I właśnie wprowadzając korektę warto wiedzieć, czym są magiczne EV, bo taką jednostką posługują się wszystkie aparaty. Zmiana ekspozycji o 1EV oznacza podwojenie (lub zmniejszenie o połowę) ilości padającego światła. Jest to dość mocna zmiana i większość aparatów może regulować siłę ekspozycji z krokiem co 1/3EV. Dla lubiących liczby przykład: jeśli działamy w trybie A i obliczony bez korekcji czas wynosi 1/250s, to przy wprowadzeniu korekcji -1EV (czyli przyciemniamy) czas zostanie skrócony o połowę, do 1/500s.
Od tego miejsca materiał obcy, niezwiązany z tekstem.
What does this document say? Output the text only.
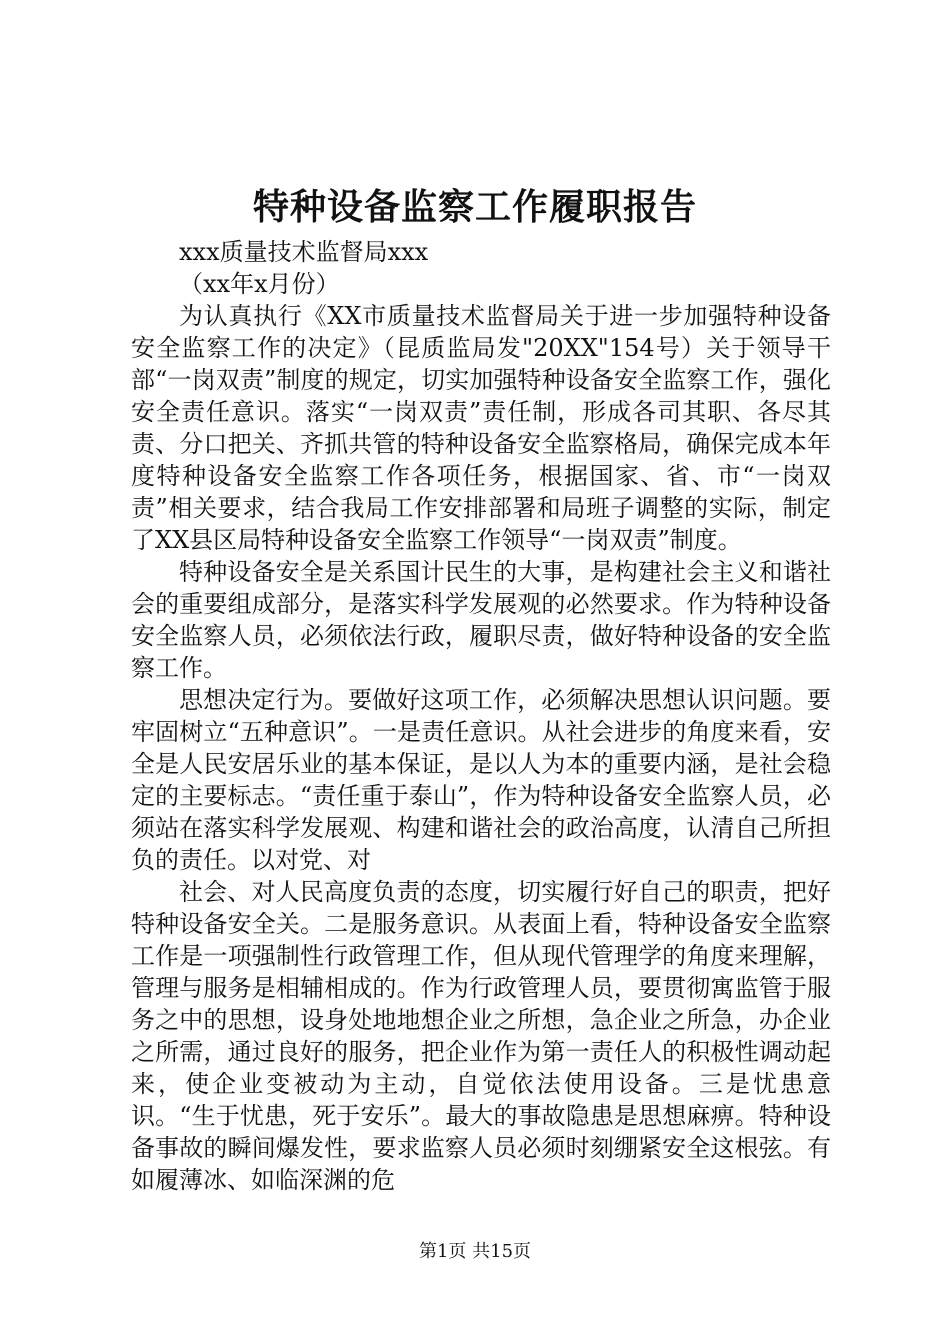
特种设备监察工作履职报告
xxx质量技术监督局xxx
（xx年x月份）

为认真执行《XX市质量技术监督局关于进一步加强特种设备安全监察工作的决定》（昆质监局发"20XX"154号）关于领导干部“一岗双责”制度的规定，切实加强特种设备安全监察工作，强化安全责任意识。落实“一岗双责”责任制，形成各司其职、各尽其责、分口把关、齐抓共管的特种设备安全监察格局，确保完成本年度特种设备安全监察工作各项任务，根据国家、省、市“一岗双责”相关要求，结合我局工作安排部署和局班子调整的实际，制定了XX县区局特种设备安全监察工作领导“一岗双责”制度。

特种设备安全是关系国计民生的大事，是构建社会主义和谐社会的重要组成部分，是落实科学发展观的必然要求。作为特种设备安全监察人员，必须依法行政，履职尽责，做好特种设备的安全监察工作。

思想决定行为。要做好这项工作，必须解决思想认识问题。要牢固树立“五种意识”。一是责任意识。从社会进步的角度来看，安全是人民安居乐业的基本保证，是以人为本的重要内涵，是社会稳定的主要标志。“责任重于泰山”，作为特种设备安全监察人员，必须站在落实科学发展观、构建和谐社会的政治高度，认清自己所担负的责任。以对党、对

社会、对人民高度负责的态度，切实履行好自己的职责，把好特种设备安全关。二是服务意识。从表面上看，特种设备安全监察工作是一项强制性行政管理工作，但从现代管理学的角度来理解，管理与服务是相辅相成的。作为行政管理人员，要贯彻寓监管于服务之中的思想，设身处地地想企业之所想，急企业之所急，办企业之所需，通过良好的服务，把企业作为第一责任人的积极性调动起来，使企业变被动为主动，自觉依法使用设备。三是忧患意识。“生于忧患，死于安乐”。最大的事故隐患是思想麻痹。特种设备事故的瞬间爆发性，要求监察人员必须时刻绷紧安全这根弦。有如履薄冰、如临深渊的危

第1页 共15页
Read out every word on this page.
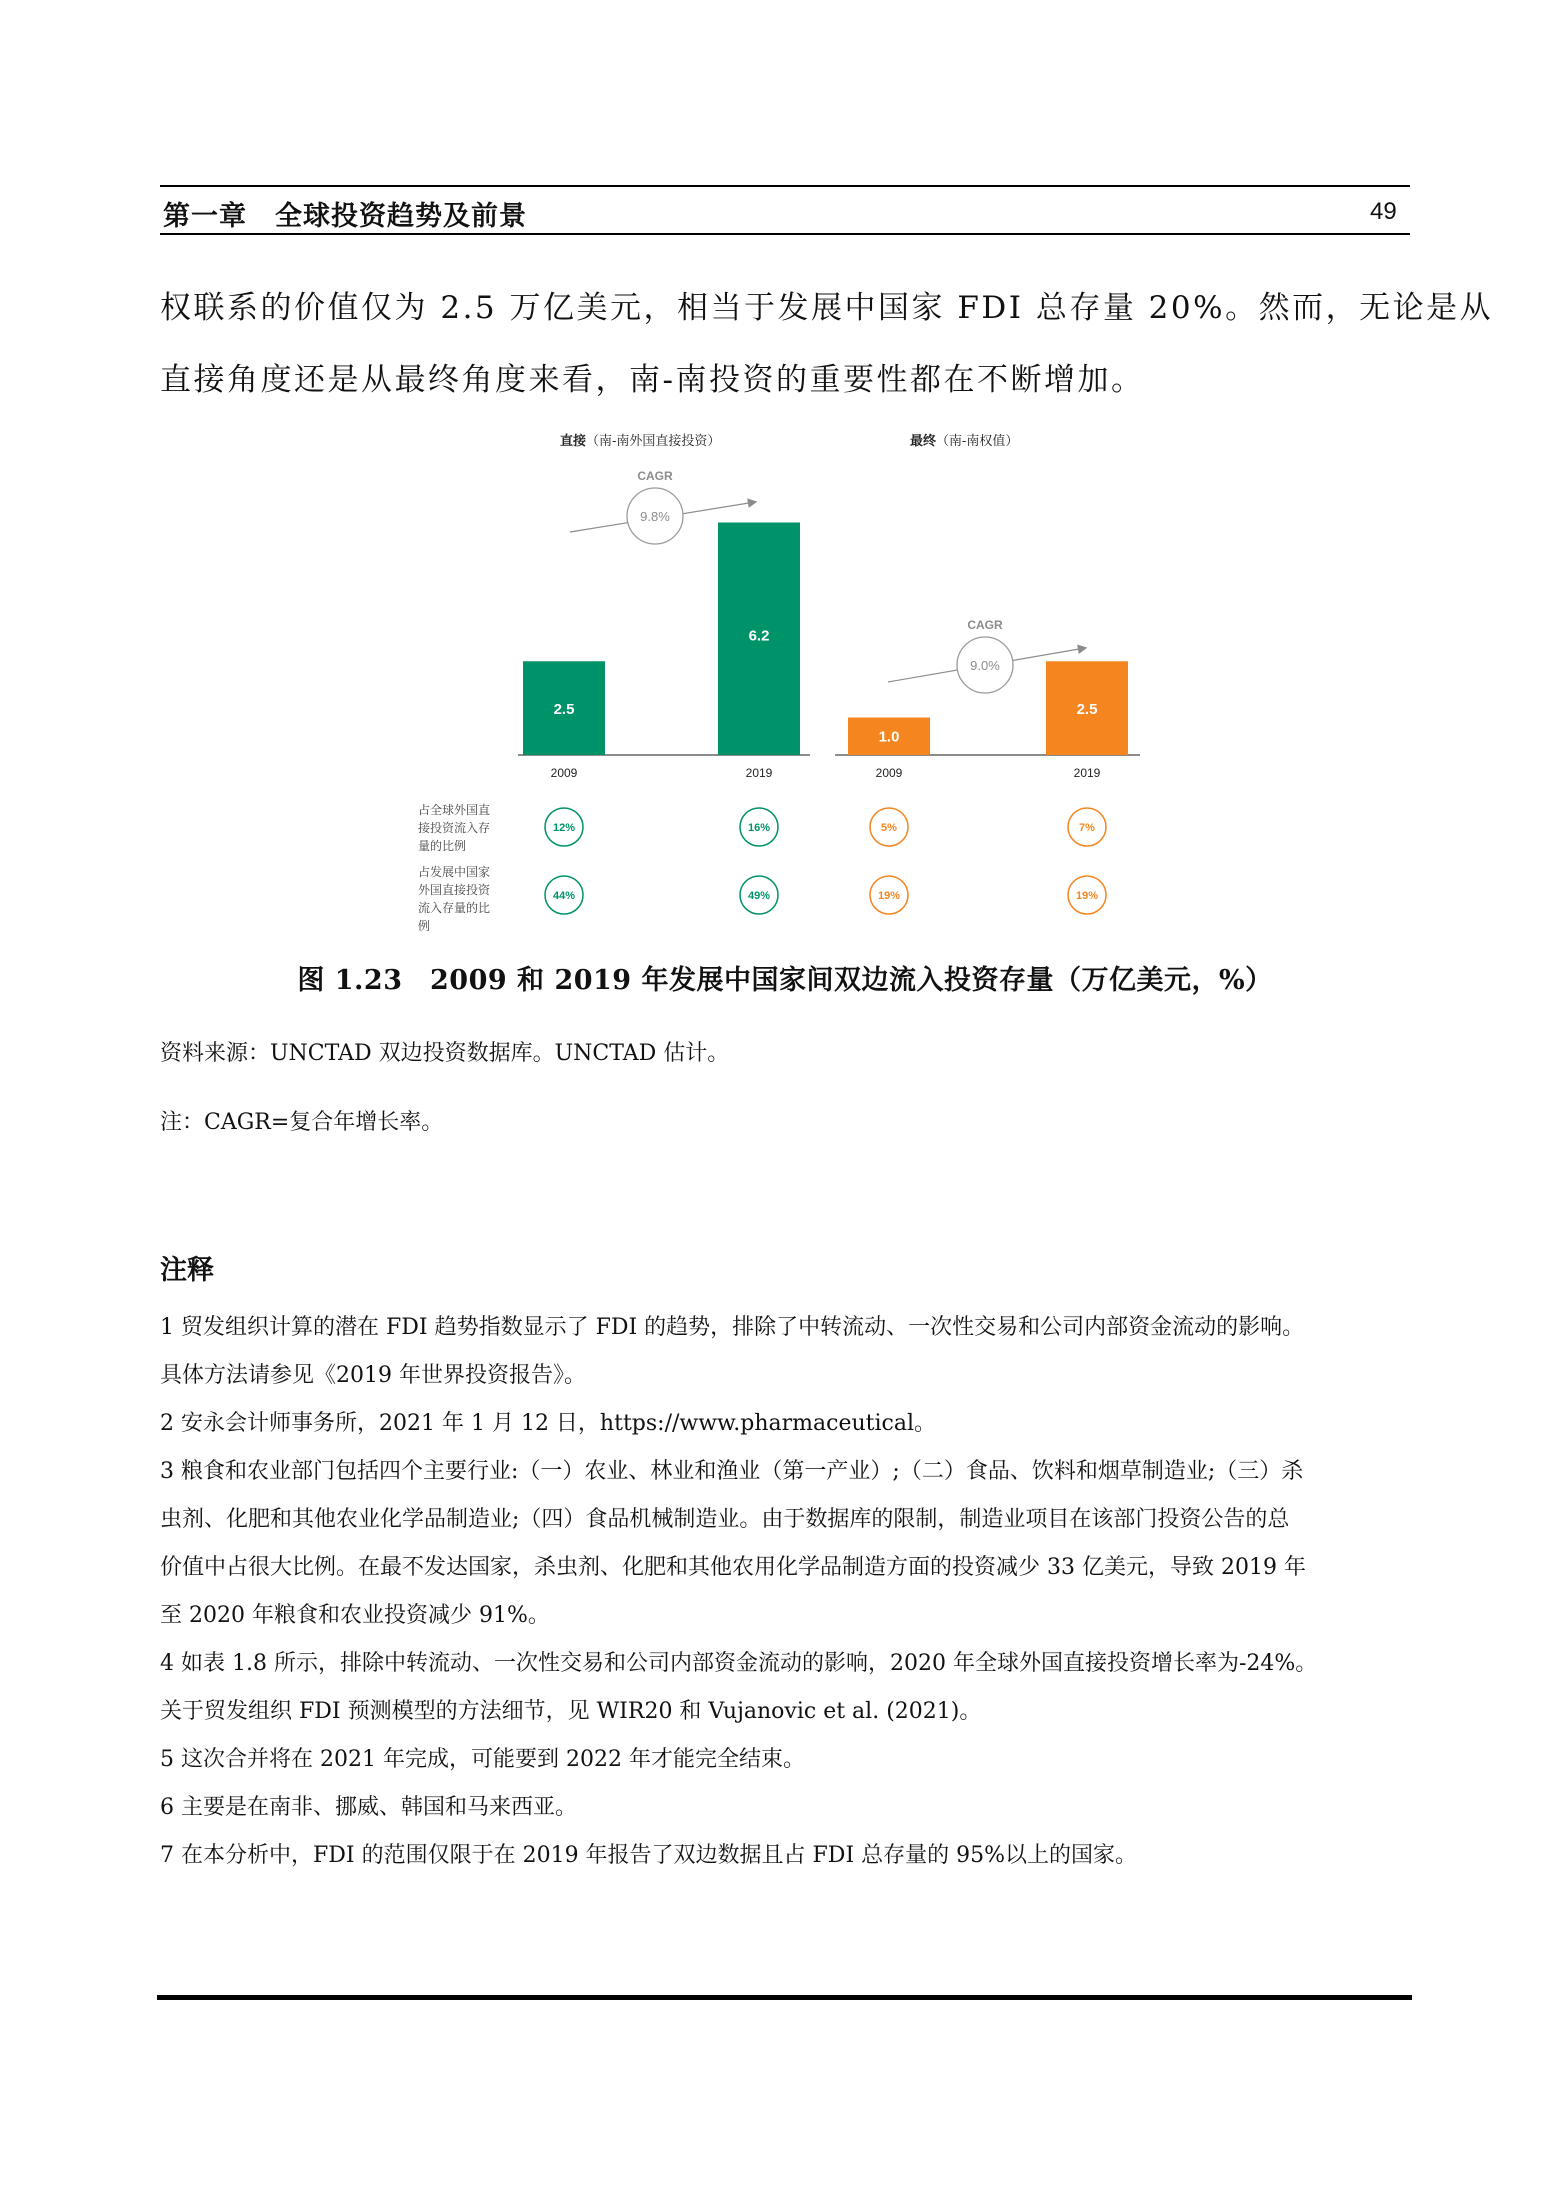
第一章　全球投资趋势及前景	49
权联系的价值仅为 2.5 万亿美元，相当于发展中国家 FDI 总存量 20%。然而，无论是从
直接角度还是从最终角度来看，南-南投资的重要性都在不断增加。
直接（南-南外国直接投资）
2.5
2009
12%
44%
6.2
2019
16%
49%
9.8%
CAGR
最终（南-南权值）
1.0
2009
5%
19%
2.5
2019
7%
19%
9.0%
CAGR
占全球外国直
接投资流入存
量的比例
占发展中国家
外国直接投资
流入存量的比
例
图 1.23　2009 和 2019 年发展中国家间双边流入投资存量（万亿美元，%）
资料来源：UNCTAD 双边投资数据库。UNCTAD 估计。
注：CAGR=复合年增长率。
注释
1 贸发组织计算的潜在 FDI 趋势指数显示了 FDI 的趋势，排除了中转流动、一次性交易和公司内部资金流动的影响。
具体方法请参见《2019 年世界投资报告》。
2 安永会计师事务所，2021 年 1 月 12 日，https://www.pharmaceutical。
3 粮食和农业部门包括四个主要行业:（一）农业、林业和渔业（第一产业）;（二）食品、饮料和烟草制造业;（三）杀
虫剂、化肥和其他农业化学品制造业;（四）食品机械制造业。由于数据库的限制，制造业项目在该部门投资公告的总
价值中占很大比例。在最不发达国家，杀虫剂、化肥和其他农用化学品制造方面的投资减少 33 亿美元，导致 2019 年
至 2020 年粮食和农业投资减少 91%。
4 如表 1.8 所示，排除中转流动、一次性交易和公司内部资金流动的影响，2020 年全球外国直接投资增长率为-24%。
关于贸发组织 FDI 预测模型的方法细节，见 WIR20 和 Vujanovic et al. (2021)。
5 这次合并将在 2021 年完成，可能要到 2022 年才能完全结束。
6 主要是在南非、挪威、韩国和马来西亚。
7 在本分析中，FDI 的范围仅限于在 2019 年报告了双边数据且占 FDI 总存量的 95%以上的国家。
W trybie S aparat z kolei domknąłby przysłonę o jedną działkę, np. z f/2.8 na f/4.

Na szczęście przynajmniej na początku nie trzeba się przejmować wartościami liczbowymi - po prostu dodajemy korekcję w "odpowiednim kierunku" i robimy zdjęcie, oglądając jego histogram. Powinien się on "przesuwać" w odpowiednią stronę, tj. w prawo przy rozjaśnianiu, w lewo przy ściemnianiu.

Kreatywnie

Powyżej opisywałem sytuację, gdy chcemy uzyskać po prostu dobrze naświetlone zdjęcie. Korekcji ekspozycji można jednak użyć także w innym celu - aby otrzymać celowo prześwietlone lub niedoświetlone zdjęcie. Czyli światłomierz, stosując swoje magiczne 18% podaje nam prawidłową ekspozycję, jednak chcemy np. prześwietlić jasne tony, uzyskując zdjęcie w tak zwanej jasnej tonacji (jasnym kluczu):

I znowu, świadome korzystanie z korekcji ekspozycji pozwoli nam uzyskiwać lepsze efekty niż przy zostawieniu wszystkiego automatom.

No, koniec na dzisiaj

Korekcja przydaje się też w scenach, które są zbyt kontrastowe - mają i dużo świateł, i dużo cieni, co sprawia, że matryca aparatu sobie nie radzi z zarejestrowaniem wszystkich szczegółów. "Neutralne" wskazanie światłomierza doprowadzi w tej sytuacji najpewniej, że światła będą kompletnie białe, a cienie - smoliście czarne. Dzięki ekspozycji możemy zdecydować, że jednak chcemy zachować więcej szczegółów w światłach (lub cieniach). W praktyce zdjęcie lepiej wygląda, gdy zachowamy szczegóły w światłach, bo o ile (jako ludzie) przyzwyczajeni jesteśmy do czerni cieni, to np. jednolicie białe niebo wygląda dla nas mocno nienaturalnie.

Komentarze

  1. Bardzo ciekawe!
    W moim aparacie mam program P i M, ale programów A i S to chyba już nie...
    Czy wskazania owego wbudowanego światłomierza można zobaczyć w aparacie i na ich podstawie dobierać EV (lub inne parametry) przed zrobieniem zdjęcia? Mój aparat pokazuje mi zieloną kropkę, jeśli miga, to wiem, że coś jest nie tak - tylko tyle.

    OdpowiedzUsuń
  2. No, to już zależy od konkretnego modelu. Zwykle aparaty kompaktowe (niestety albo stety) ukrywają, co tylko mogą, więć światłomierz jest w nich czasen niedostępny dla użytkownika (bo i tak go mają).
    Skoro jednak dysponujesz trybem M, to i drabinka światłomierza powinna być widoczna gdzieś na ekranie (może jest pionowa albo trzeba ją włączyć, wybierając jakiś tryb wyświetlania informacji?). W trybie M możesz korygować ekspozycję dowolnym z trzech parametrów (przysłoną, ISO lub czasem), bo je wszystkie i tak musisz ustawić ręcznie.